Place the spices on the bottom of the container, fill it with vegetables. Boil the marinade filling with vinegar, pour the prepared tomatoes. Sterilize within 7 minutes, roll up the lids, preserve heat for 24 hours.
With butter
Tomato slices, as in a salad with olive or sunflower oil, can be sealed in glass jars for winter consumption.If everything is done according to the recommendation, you get a very tasty appetizer.
Required products:
- hard ripe tomatoes - 1 kilogram;
- garlic - 3 teeth;
- turnip onions - 2;
- bunch of green herbs - 1;
- black peppercorns - 5-6;
- Bulgarian pepper - 2;
- dry laurel leaves - 2;
- lean oil - 30 milliliters;
- for marinade pouring: water - 1 liter, large table salt - 45 grams, granulated sugar - 30 grams, vinegar diluted with 9 percent - 40 milliliters.

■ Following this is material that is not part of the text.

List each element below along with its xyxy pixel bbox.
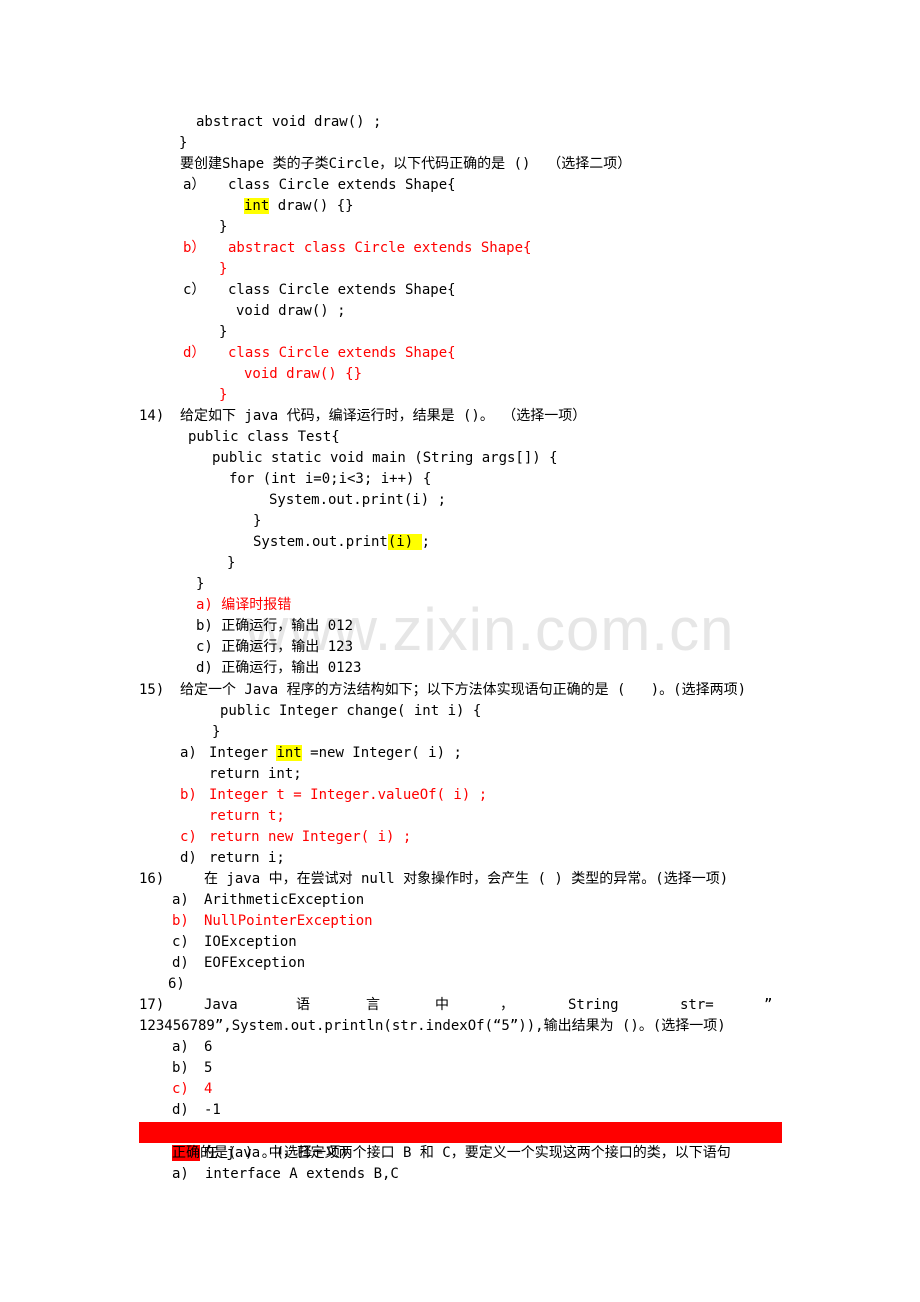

Cut the tomatoes into 4 slices, onions and bell peppers in half rings. Line the bottom of the jar with bay leaves, add peppercorns and vegetables in layers, cover with vegetable oil. Prepare a marinade with vinegar, pour into a jar, sterilize for 5 minutes, roll up, cover for a day.
Storage terms and rules
The best storage conditions for twists are in the cellar. The air temperature of 3-4 degrees is the most suitable, the humidity is 60-70 percent. Blanks with vinegar can be stored within one year, without adding vinegar - no more than 3 months.